Today the USPTO withdrew its proposed change to terminal disclaimer practice. The change, proposed on May 10, 2024, would have added a new requirement to terminal disclaimers filed to overcome obviousness-type double patenting (ODP) rejections. Most controversially, under the new requirement, the applicant would need to agree that the patent issuing from an application in which a terminal disclaimer was filed would be enforceable only if the patent were not tied (and had never been tied) through one or more terminal disclaimers to a patent in which any claim had been finally held unpatentable or invalid over prior art.

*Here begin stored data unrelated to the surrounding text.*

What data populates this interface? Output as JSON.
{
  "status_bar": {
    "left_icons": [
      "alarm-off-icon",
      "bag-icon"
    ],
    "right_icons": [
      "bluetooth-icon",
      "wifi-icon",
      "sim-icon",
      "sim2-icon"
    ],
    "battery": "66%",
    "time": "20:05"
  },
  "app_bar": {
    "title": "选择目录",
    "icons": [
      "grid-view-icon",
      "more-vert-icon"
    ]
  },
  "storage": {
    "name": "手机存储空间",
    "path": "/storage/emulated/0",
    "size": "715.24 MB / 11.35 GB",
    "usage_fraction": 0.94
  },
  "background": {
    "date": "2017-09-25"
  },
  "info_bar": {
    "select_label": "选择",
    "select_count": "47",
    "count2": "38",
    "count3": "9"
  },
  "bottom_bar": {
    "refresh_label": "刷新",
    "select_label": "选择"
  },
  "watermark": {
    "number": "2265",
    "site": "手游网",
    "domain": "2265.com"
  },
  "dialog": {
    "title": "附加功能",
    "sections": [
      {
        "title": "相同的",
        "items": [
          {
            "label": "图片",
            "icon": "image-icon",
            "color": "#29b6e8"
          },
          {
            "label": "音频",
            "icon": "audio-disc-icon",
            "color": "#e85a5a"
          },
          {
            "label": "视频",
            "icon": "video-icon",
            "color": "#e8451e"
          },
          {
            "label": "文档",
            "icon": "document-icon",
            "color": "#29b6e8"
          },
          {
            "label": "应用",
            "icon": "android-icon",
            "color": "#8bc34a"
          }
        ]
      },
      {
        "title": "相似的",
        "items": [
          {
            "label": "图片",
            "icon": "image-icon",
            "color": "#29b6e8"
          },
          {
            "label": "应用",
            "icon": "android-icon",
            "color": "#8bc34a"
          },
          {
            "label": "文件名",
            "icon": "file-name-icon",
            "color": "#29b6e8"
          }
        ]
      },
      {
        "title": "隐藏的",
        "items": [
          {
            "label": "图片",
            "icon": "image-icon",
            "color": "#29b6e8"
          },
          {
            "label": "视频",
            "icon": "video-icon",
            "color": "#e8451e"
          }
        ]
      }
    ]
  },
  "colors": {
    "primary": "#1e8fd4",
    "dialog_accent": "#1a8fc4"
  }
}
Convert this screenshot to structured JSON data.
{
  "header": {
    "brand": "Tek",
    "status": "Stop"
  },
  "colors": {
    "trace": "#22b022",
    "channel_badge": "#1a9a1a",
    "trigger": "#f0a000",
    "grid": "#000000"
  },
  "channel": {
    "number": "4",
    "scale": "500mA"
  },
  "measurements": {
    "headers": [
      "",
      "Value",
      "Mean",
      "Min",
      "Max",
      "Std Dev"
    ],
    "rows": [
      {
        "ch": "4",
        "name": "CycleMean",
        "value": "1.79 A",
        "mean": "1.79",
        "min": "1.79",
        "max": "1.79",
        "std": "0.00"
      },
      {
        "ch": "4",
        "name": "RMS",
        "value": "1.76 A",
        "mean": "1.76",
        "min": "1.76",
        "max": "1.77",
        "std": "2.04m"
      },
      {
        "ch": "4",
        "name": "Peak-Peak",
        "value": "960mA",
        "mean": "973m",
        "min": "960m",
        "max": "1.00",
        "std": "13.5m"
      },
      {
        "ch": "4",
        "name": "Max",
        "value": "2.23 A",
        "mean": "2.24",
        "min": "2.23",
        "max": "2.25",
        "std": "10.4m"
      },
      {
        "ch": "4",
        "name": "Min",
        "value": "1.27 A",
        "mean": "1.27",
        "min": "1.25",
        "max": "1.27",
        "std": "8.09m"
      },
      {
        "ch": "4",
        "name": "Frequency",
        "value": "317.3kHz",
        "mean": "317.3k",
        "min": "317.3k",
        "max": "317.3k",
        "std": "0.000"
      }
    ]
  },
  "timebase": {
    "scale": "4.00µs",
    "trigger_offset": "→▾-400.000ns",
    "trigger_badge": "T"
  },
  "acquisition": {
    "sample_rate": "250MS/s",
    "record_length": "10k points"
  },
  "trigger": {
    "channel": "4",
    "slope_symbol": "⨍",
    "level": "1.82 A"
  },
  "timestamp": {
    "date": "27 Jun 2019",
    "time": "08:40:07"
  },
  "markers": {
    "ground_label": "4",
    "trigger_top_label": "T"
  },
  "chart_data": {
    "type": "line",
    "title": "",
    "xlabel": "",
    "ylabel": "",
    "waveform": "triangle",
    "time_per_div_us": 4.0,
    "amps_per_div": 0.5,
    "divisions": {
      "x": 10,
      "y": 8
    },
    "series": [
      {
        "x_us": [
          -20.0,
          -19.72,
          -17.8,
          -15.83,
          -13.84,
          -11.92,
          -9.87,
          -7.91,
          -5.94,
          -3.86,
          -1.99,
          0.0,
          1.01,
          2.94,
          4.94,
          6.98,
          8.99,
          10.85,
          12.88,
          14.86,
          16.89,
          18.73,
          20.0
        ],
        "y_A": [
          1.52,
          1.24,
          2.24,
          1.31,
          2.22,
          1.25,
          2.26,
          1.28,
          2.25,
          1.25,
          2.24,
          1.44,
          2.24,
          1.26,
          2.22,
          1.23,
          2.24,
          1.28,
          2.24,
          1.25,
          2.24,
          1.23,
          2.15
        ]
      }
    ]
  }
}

Thus, for example, in a family of two patents, one earlier, one later, each having twenty claims and being “tied” together by a single terminal disclaimer in the later patent, should any one of the twenty claims in the earlier patent be found unpatentable or invalid over prior art, all twenty claims in the later patent would become unenforceable. Given the popularity of ODP rejections over co-pending applications, it was easy to envision under the proposed change an entire family of patents with forty, sixty, eighty, etc., claims becoming unenforceable upon a finding of invalidity for a single claim.

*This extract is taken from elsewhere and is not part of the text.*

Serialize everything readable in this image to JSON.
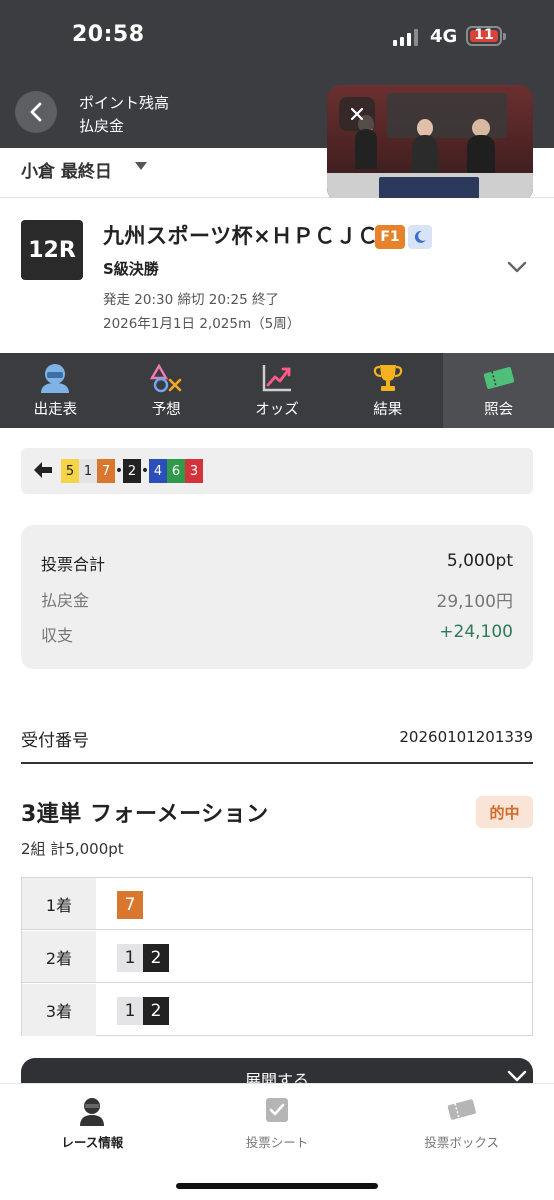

As required, the USPTO solicited comments on the proposed change. The vast majority of comments were opposed to the proposed change, including a letter from a group of five former Directors, Deputy Directors, and Patent Commissioners urging the USPTO to completely withdraw the proposed rule. On December 4, 2024, the USPTO withdrew the rule, stating only that “[i]n light of resource constraints, the USPTO has decided not to move forward with the proposed rule at this time and to withdraw the proposed rule.”